Ele afirma que, com projetos diferentes e examinando como algo poderá prejudicar outros animais – especialmente baleias e golfinhos, que fazem uso de métodos sofisticados de comunicação -, podemos reduzir drasticamente essas consequências negativas.
Estabelecer limites de velocidade dos navios, por exemplo, pode reduzir drasticamente as colisões. Na costa leste dos Estados Unidos, propostas de introdução de “zonas de velocidade dinâmica” poderiam ajudar a proteger as ameaçadas baleias-francas-do-atlântico-norte em regiões onde esses mamíferos marinhos forem detectados.
Reduzir a velocidade dos navios faz com que os animais tenham mais tempo para adaptar sua navegação e reduzir o risco de serem atingidos pelos navios.

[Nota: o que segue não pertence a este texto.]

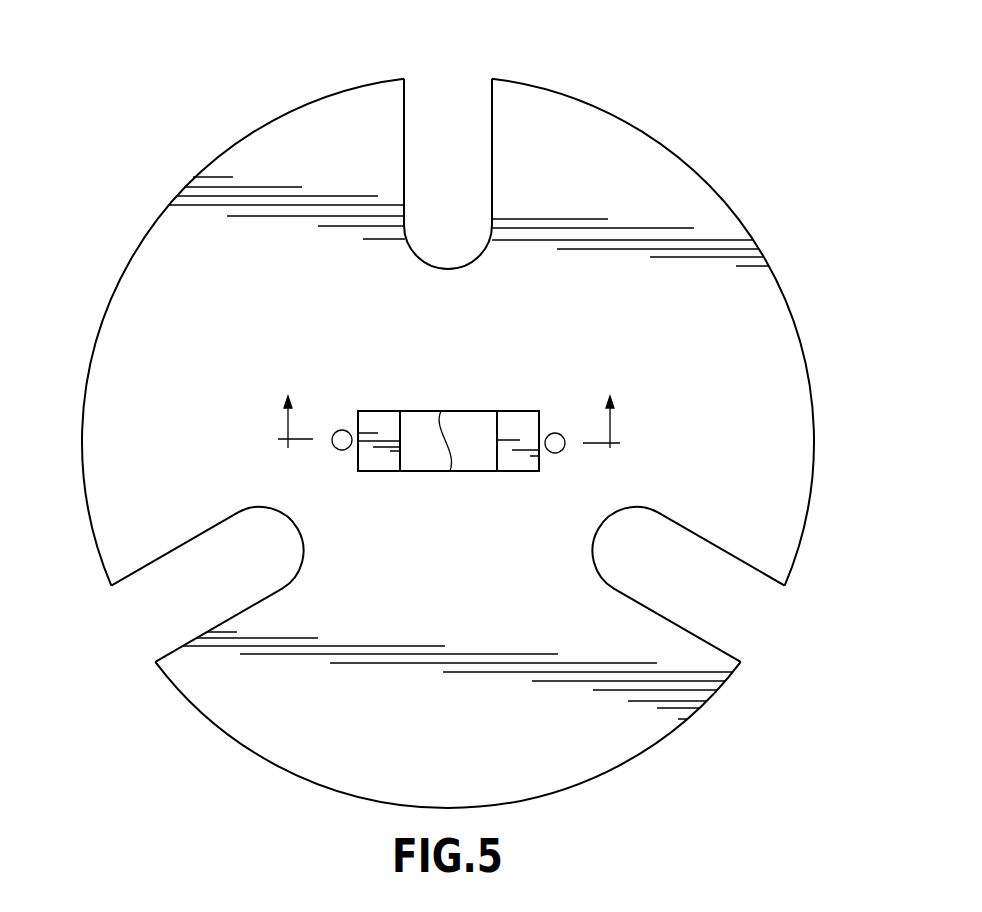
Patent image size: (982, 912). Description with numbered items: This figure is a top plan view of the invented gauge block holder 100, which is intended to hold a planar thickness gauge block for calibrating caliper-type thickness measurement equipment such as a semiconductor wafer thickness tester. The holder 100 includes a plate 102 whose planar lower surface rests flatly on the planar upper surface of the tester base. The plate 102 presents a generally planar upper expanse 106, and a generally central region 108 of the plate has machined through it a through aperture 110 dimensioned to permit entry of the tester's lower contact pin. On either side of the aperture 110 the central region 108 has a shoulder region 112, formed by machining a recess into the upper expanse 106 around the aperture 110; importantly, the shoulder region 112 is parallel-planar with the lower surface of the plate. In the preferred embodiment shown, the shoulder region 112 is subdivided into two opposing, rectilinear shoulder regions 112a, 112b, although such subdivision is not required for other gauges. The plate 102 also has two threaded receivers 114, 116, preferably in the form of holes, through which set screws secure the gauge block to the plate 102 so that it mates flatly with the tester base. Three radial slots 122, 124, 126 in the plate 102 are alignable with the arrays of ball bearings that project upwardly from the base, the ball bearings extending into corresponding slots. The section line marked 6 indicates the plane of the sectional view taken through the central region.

The holder 100 is at (465, 408).
The plate 102 is at (806, 352).
The upper expanse 106 is at (553, 636).
The central region 108 is at (395, 533).
The through aperture 110 is at (441, 411).
The shoulder region 112 is at (510, 489).
The opposing shoulder region 112a is at (379, 427).
The opposing shoulder region 112b is at (518, 428).
The threaded receiver 114 is at (344, 451).
The threaded receiver 116 is at (556, 454).
The radial slot 122 is at (152, 610).
The radial slot 124 is at (443, 100).
The radial slot 126 is at (750, 619).
The section line 6- 6 is at (449, 427).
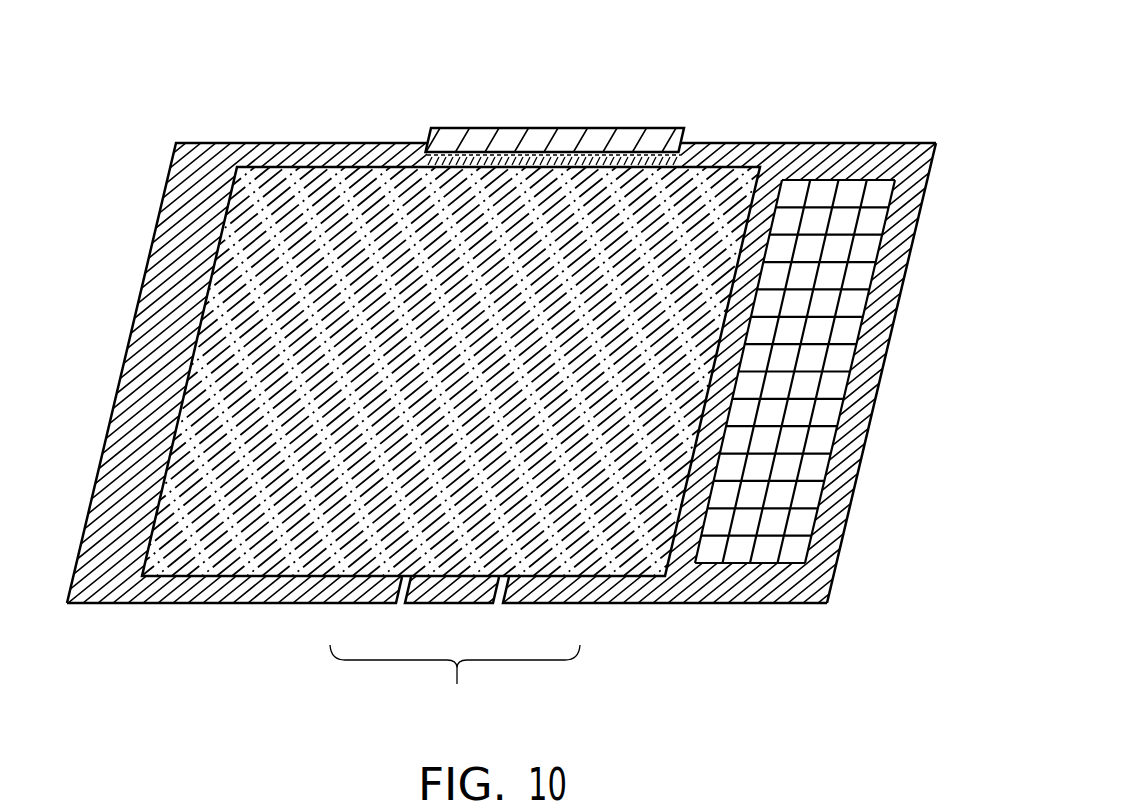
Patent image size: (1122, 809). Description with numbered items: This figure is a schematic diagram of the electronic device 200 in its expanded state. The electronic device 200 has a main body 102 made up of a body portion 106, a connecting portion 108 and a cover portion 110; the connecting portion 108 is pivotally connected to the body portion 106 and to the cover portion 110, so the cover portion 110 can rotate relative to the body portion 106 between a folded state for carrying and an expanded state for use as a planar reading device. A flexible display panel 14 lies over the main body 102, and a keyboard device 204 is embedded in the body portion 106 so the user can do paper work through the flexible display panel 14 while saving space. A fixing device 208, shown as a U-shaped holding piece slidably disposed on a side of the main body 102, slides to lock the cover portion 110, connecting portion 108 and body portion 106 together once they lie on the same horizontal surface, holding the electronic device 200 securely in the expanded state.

The electronic device 200 is at (811, 75).
The flexible display panel 14 is at (318, 215).
The keyboard device 204 is at (852, 302).
The fixing device 208 is at (572, 138).
The main body 102 is at (455, 679).
The cover portion 110 is at (360, 598).
The connecting portion 108 is at (441, 598).
The body portion 106 is at (549, 598).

“Essa ciência que descobre como são as vidas sensoriais desses animais, como eles percebem o mundo e como eles se comunicam nos permite compreender como podemos afetá-los e alterar o nosso impacto. Isso pode ser transformador”, afirma Mustill.
Por mais angustiante que seja o exame post-mortem de um boto, cada encalhe evidentemente fornece aos cientistas informações valiosas sobre o modo de vida e a morte desses cetáceos e como nossas ações os prejudicam. A etapa seguinte é adaptar nossas estratégias e políticas, de forma a reduzir a poluição e proteger melhor a vida marinha e a saúde dos oceanos.